Ihya' Ulumuddin · Sabtu, 18 Mei 2019 - 02:10 WIB
Sikapi People Power, Polri dan TNI Akan Sweeping Massa Bersenjata Tajam 

Kapolda Jatim Irjen Pol Luki Hermawan. (Foto: Dok.iNews.id)

SURABAYA, INews.id - Aparat TNI-Polri akan melakukan penjagaan ketat di kawasan perbatasan. Sweeping juga akan dilakukan terhadap massa bersenjata tajam yang akan bertolak ke Jakarta dalam rangka people power 22 Mei. 

Pernyataan tersebut disampaikan Kapolda Jatim Irjen Pol Luki Hermawan, menyikapi gerakan massa yang akan bertolak ke Jakarta. Menurut Luki tindakan tegas perlu diambil terhadap segala potensi yang bisa memicu kerusuhan dan perpecahan.  

"Di wilayah-wilayah perbatasan akan kami jaga. Kalau sampai ada yang membawa senjata tajam, kita pasti akan lakukan sweeping dan kami akan lakukan tindakan tegas," katanya, Jumat (17/5/2019). 

BACA JUGA:

Pastikan Warga NU Tak Ikut People Power, PWNU Jatim Ajak Tebarkan Kedamaian

Kapolda dan Gubernur Jatim Imbau Warga Tak ke Jakarta Ikut People Power

Kendati demikian, kata Kapolda, upaya persuasif tetap akan dikedepankan. Sejak beberapa hari ini misalnya, Polda Jatim bersama TNI dan Pemprov Jatim melakukan pendekatan kepada para tokoh agama dan pimpinan ormas di Jatim untuk mencegah upaya-upaya inkonstitusional tersebut. 

"Kita lakukan tahapan-tahapan sesuai SOP. Kita menghimbau kepada tokoh-tokoh masyarakat. Dari pemerintah setempat. Semua akan kita libatkan," katanya. 

Luki juga mengingatkan kepada semua pihak untuk menjaga kesucian Ramadan, dengan tidak membuat tindakan yang mengganggu masyarakat. 

"Isu people power, dapat berpotensi menimbulkan konflik sosial di masyarakat.
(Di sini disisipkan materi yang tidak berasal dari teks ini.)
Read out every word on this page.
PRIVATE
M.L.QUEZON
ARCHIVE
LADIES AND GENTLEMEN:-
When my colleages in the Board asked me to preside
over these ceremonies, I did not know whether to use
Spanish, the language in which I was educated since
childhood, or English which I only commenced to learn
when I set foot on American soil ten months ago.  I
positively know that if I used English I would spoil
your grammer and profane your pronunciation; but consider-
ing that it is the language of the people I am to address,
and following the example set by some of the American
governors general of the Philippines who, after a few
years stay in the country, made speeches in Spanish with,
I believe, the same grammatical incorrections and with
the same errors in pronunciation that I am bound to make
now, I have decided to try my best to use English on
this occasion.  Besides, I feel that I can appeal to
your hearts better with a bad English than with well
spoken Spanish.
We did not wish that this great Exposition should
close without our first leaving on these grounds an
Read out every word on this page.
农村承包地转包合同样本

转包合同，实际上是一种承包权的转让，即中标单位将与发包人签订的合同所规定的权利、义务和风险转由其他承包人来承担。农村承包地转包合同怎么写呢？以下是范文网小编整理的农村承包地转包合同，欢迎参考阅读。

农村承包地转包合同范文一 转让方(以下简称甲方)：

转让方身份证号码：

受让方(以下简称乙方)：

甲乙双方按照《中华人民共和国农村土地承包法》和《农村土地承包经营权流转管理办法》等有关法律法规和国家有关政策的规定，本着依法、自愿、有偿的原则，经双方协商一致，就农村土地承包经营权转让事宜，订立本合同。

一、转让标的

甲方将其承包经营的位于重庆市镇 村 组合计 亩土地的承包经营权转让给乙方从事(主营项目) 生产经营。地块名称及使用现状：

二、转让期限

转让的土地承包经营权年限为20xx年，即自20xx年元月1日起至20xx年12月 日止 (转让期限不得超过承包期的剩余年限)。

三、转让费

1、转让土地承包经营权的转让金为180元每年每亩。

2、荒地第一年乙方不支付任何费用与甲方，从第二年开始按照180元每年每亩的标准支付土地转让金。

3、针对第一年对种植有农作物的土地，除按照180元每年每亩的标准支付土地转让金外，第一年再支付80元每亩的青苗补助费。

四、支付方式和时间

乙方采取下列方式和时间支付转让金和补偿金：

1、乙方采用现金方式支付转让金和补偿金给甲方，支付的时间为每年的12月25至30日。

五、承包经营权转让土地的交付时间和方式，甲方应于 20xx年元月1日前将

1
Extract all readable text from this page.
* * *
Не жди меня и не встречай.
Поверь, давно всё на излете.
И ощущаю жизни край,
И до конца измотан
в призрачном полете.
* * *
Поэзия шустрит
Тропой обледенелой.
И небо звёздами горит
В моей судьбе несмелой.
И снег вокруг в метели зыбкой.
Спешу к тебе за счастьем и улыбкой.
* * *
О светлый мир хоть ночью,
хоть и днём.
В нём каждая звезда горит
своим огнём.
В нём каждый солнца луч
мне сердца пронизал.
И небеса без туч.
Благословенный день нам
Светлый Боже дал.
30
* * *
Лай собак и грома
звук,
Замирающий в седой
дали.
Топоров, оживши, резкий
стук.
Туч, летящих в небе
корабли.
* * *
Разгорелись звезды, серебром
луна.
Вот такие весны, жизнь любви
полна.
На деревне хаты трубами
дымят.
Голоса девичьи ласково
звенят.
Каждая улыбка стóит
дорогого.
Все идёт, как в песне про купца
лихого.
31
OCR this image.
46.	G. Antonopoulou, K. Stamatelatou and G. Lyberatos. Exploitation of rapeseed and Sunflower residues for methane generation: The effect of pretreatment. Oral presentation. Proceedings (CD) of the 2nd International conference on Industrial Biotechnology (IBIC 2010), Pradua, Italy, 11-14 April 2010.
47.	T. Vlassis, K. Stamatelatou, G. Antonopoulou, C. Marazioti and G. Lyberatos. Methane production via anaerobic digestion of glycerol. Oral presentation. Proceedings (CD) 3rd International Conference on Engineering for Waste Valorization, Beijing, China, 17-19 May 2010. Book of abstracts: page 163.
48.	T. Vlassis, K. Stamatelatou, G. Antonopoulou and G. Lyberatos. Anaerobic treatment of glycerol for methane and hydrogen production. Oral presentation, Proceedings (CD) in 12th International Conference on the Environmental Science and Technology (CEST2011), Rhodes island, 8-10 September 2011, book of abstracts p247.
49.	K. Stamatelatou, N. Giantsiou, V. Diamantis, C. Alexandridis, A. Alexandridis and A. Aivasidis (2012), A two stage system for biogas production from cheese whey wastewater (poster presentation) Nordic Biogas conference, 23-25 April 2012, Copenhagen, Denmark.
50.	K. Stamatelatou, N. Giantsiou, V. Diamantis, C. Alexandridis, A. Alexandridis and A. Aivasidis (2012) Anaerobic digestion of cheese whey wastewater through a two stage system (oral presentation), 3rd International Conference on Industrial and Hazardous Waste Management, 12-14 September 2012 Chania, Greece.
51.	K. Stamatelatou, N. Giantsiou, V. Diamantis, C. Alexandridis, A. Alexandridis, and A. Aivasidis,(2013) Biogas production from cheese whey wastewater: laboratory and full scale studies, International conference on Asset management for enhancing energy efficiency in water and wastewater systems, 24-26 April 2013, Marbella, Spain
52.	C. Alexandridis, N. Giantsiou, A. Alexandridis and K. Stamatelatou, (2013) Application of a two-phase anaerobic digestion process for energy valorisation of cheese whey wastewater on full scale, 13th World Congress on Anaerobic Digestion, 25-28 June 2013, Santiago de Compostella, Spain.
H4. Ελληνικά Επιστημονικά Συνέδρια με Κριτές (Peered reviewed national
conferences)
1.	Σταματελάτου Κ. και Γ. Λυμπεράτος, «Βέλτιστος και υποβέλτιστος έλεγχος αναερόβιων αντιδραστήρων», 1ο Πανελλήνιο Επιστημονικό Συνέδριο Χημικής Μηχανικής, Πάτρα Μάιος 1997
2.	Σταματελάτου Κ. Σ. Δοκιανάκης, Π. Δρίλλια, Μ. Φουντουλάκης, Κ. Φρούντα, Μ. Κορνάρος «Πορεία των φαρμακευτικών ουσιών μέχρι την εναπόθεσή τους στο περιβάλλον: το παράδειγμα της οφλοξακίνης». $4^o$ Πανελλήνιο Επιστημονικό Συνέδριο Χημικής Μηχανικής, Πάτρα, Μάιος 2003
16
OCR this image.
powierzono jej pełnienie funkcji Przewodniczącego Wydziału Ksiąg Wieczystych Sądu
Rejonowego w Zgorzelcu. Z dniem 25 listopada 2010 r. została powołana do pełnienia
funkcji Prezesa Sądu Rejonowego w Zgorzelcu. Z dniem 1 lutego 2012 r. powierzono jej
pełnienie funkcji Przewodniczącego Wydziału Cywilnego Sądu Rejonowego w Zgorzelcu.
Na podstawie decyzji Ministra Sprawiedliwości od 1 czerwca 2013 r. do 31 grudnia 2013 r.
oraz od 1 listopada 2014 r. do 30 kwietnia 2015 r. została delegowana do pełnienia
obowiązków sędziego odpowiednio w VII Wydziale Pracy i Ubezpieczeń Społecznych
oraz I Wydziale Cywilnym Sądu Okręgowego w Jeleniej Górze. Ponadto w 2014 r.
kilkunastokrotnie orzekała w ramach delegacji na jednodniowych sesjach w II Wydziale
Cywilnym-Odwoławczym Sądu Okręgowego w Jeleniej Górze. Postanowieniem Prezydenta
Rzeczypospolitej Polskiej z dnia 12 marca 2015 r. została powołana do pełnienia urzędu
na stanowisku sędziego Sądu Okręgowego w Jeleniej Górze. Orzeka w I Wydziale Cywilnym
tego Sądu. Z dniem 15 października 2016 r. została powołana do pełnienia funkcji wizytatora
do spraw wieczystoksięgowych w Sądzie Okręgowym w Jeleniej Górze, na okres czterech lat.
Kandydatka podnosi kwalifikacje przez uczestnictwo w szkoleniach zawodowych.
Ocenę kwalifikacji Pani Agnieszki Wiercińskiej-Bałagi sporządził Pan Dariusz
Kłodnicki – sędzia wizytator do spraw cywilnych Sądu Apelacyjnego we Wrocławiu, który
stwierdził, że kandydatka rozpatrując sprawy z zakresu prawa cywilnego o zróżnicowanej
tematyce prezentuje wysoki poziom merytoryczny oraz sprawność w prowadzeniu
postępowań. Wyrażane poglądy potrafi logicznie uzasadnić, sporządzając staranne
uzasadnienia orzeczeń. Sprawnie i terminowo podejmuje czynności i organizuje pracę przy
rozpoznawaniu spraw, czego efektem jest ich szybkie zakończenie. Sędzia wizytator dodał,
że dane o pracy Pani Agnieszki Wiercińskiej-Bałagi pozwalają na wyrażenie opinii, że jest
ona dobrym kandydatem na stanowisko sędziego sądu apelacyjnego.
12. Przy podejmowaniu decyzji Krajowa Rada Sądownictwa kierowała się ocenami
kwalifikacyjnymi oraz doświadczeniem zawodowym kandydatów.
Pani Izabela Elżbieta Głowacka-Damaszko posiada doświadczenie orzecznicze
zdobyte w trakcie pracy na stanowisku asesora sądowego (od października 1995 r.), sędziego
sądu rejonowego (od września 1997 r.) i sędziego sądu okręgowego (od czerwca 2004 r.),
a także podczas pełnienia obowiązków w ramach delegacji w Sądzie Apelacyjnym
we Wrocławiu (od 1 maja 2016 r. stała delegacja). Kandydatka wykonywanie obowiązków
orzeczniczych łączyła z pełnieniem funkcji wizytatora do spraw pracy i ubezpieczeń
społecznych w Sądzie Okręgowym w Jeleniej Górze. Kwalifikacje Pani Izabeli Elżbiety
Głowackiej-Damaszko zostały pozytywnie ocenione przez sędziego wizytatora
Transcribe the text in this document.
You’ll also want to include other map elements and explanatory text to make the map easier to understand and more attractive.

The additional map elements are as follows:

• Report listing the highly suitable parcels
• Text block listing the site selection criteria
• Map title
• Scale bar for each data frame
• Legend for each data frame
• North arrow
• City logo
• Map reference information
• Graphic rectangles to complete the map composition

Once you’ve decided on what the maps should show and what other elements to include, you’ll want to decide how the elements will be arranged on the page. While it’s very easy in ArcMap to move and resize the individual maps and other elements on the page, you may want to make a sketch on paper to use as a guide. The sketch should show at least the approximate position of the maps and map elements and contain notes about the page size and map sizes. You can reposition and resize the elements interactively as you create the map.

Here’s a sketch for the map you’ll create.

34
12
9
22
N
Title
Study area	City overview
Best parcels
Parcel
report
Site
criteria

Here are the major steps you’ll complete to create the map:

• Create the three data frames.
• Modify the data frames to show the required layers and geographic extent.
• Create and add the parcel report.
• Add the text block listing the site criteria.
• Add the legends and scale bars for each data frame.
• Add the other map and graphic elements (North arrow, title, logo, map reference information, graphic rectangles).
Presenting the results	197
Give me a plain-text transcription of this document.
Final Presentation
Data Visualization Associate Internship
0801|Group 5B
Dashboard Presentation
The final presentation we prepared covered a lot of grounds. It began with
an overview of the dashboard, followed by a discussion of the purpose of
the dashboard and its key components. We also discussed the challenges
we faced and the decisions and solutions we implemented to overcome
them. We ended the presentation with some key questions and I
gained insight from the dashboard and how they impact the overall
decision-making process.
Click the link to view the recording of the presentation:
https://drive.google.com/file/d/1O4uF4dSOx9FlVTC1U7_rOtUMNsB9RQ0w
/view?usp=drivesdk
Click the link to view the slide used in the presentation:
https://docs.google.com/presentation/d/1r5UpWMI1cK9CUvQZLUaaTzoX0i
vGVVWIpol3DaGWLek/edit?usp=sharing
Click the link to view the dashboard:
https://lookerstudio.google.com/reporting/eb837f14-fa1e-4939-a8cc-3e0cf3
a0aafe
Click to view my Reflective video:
Maka kami mengimbau masyarakat untuk menfilter segala informasi dan ajakan yang provokatif," ujarnya. 

Luki mengatakan, gerakan mobilisasi massa merupakan gerakan inkonstitusional. Momen tersebut sengaja dibuat oleh sebagian pihak yang ingin menjadikan negara tidak kondusif. "Ini (gerakan massa) berbahaya. Sebab, bisa memecah persatuan bangsa," katanya.